Havia uma garota em Troia muito bonita e inteligente, mas com quem as pessoas evitavam a todo custo conversar: Cassandra.
O bate-papo poderia até estar agradável quando, subitamente, Cassandra olhava para uma casa e, assustada, dizia que o local estava pegando fogo. O interlocutor, porém, ao voltar sua atenção para a residência não conseguia enxergar nenhum sinal de chama ou fumaça.
Em outro momento, ela apontava para um rapaz e, com voz condoída, lamentava o fato dele ter o braço direito decepado. Quando os outros olhavam para o moço, entretanto, viam um jovem perfeitamente saudável.
Casais felizes também não escapavam de seus comentários.
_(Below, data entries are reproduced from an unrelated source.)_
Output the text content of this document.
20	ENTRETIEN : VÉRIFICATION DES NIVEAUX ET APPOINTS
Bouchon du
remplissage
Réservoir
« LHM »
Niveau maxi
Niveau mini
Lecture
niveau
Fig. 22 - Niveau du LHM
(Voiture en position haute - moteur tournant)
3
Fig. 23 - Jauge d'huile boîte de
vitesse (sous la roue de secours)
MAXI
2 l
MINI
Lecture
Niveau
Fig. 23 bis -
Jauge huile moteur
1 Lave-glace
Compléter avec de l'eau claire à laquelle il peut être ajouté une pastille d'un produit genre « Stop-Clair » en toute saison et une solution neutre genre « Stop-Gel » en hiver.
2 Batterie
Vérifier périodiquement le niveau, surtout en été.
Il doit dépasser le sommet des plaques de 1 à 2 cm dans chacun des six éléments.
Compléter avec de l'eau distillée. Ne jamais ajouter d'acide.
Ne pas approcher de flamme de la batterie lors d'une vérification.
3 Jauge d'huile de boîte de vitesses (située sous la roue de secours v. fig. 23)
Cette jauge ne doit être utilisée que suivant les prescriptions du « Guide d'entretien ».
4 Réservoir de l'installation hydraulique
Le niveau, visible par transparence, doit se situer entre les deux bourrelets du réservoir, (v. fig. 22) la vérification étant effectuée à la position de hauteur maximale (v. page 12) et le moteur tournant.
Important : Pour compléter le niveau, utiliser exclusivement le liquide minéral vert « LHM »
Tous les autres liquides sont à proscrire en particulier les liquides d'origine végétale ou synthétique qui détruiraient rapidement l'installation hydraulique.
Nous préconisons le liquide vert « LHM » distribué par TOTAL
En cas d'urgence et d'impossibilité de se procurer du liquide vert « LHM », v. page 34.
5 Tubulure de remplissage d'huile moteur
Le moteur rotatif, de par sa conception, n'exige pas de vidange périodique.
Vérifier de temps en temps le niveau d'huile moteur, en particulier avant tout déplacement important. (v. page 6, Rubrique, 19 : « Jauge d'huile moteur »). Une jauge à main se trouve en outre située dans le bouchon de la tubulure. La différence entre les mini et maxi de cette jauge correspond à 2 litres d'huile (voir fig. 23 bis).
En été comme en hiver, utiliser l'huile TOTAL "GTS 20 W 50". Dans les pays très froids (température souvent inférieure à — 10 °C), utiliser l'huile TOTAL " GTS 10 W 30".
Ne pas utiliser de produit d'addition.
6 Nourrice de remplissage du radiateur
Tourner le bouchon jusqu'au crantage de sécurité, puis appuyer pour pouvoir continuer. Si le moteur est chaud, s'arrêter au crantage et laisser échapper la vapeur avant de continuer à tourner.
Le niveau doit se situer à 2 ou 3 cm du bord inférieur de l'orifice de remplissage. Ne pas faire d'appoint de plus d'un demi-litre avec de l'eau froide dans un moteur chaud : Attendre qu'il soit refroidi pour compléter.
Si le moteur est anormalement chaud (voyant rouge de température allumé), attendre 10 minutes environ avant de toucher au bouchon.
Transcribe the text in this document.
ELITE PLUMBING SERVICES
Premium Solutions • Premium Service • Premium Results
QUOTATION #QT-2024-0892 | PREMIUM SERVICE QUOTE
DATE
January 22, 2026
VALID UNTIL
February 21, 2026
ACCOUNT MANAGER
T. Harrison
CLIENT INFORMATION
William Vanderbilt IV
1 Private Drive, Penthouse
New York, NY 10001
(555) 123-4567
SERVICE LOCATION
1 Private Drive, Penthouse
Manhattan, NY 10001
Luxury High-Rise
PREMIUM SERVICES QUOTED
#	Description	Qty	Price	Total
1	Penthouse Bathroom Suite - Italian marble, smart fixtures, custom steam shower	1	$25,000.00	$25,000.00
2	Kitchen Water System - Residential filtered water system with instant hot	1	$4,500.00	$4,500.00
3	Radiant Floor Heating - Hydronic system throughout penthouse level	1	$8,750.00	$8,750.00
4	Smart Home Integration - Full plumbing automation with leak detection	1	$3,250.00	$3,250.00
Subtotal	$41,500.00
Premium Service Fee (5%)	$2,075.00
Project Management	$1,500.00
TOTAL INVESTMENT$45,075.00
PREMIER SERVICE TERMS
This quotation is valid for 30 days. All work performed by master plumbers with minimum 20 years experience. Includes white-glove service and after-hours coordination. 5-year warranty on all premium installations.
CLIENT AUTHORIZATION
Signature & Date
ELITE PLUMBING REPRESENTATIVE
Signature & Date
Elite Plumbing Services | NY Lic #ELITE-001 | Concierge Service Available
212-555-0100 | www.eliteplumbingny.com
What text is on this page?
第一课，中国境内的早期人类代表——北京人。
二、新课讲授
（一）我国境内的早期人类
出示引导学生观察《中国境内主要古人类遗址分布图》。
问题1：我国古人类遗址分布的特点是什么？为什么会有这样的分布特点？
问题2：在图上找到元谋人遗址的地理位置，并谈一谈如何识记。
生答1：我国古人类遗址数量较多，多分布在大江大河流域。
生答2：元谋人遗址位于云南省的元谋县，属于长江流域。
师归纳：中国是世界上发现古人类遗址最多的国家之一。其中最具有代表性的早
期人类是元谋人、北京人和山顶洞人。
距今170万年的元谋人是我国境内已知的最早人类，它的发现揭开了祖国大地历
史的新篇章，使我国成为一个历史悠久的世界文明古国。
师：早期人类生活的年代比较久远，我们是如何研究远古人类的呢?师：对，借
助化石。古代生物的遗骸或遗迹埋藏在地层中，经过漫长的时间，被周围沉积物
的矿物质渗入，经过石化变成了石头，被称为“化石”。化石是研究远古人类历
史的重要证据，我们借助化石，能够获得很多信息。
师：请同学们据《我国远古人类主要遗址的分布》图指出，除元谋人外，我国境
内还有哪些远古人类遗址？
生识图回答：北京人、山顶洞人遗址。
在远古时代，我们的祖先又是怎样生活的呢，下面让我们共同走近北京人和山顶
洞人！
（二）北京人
De um par, Cassandra afirmava que o marido mantinha um romance extraconjugal com a vizinha. De outro casal, relatava que a esposa tinha envenenado o prato de almoço do marido. Lamentava a demissão de alguém recém-contratado. Chamava de viúvas garotas que acabavam de ser pedidas em casamento.
Quando ainda era ouvida, Cassandra causou vários alvoroços na cidade. Mobilizava mergulhadores para resgatar afogados que ninguém encontrava. Fazia pessoas se jogarem de pontes, gritando sob um suposto maremoto. Reunia grupos para salvar pessoas de sequestros, mas que não eram achadas no local apontado como cativeiro.
Muitos consideravam como a maior das suas ‘maluquices’ uns estranhos alertas sobre a ‘barriga de um gigantesco cavalo de madeira’!
Quando alguém criava coragem e a confrontava, ela sempre respondia: “Não foi agora? Então vai acontecer depois”.
Diferentemente do que muitos troianos pensavam, o problema de Cassandra não era que ela quisesse chamar atenção por ter 18 irmãos. Cassandra tinha os olhos voltados para o futuro. Na verdade, todos os seus comentários eram profecias infalíveis. Tudo que ela falava iria acontecer. A sua maior maldição, porém, era que ninguém acreditava no que ela dizia.
Na época em que o Brasil se tornou sede dos dois eventos que mais despertam a atenção do mundo – a Copa e as Olimpíadas – era agir como Cassandra falar algo contra.
Citar o risco de superfaturamento na construção de estádios e parques poliesportivos ou questionar o que seria feito deles após os eventos era o mesmo que mencionar um braço decepado ou um incêndio numa residência quando a maioria só queria ver uma pessoa perfeita ou uma linda casa.
Não era, porém, um devaneio ou histeria dizer que deixar os eventos nas mãos dos dirigentes que comandavam a organização da Copa e da Olimpíada era o mesmo que ‘entregar o ouro para bandido’. Ou uma espécie de ‘cavalo de Troia’ de que o Brasil deveria escapar.
Pois, recentemente, foi preso o então presidente do Comitê Olímpico Brasileiro (COB), Carlos Arthur Nuzman, investigado pela Operação Unfair Play, um braço da Lava Jato, que apura um esquema de corrupção para compra de votos na escolha do Rio de Janeiro como sede da Olimpíada de 2016.
O curioso é que durante a prisão do cartola foi revelado que ele guardava num cofre na Suíça 16 quilos de ouro não declarados ao Fisco. Juntas, todas as barras valem cerca de R$ 2 milhões. O mesmo valor que o cartola declarou em 2006 como a soma de todos os seus bens. Em 2016, ano da Olimpíada, esse número subiu para R$ 7,3 milhões. Um acréscimo de 457% em seu patrimônio. Antes da prisão, Nuzman teve o passaporte retido e, com dois outros envolvidos, foi bloqueado R$ 1 bilhão pela Justiça. Detalhe: oficialmente Nuzman não recebe nenhuma remuneração pela função de presidente do COB há 22 anos.
Além disso, com o ouro escondido seria possível produzir mais de 2.600 medalhas douradas, todas as medalhas de ouro necessárias até a Olímpiada de 2028. Nenhum atleta ‘ganhou’ tanto ouro.
Um dos maiores problemas nacionais não é o fato de que não se acredita como se deveria nas ‘cassandras’ quando elas fazem previsões pessimistas e prognósticos sombrios. O mais preocupante no Brasil é que toda vez que alguém diz que algo vai dar errado, aqui sempre vira uma profecia infalível.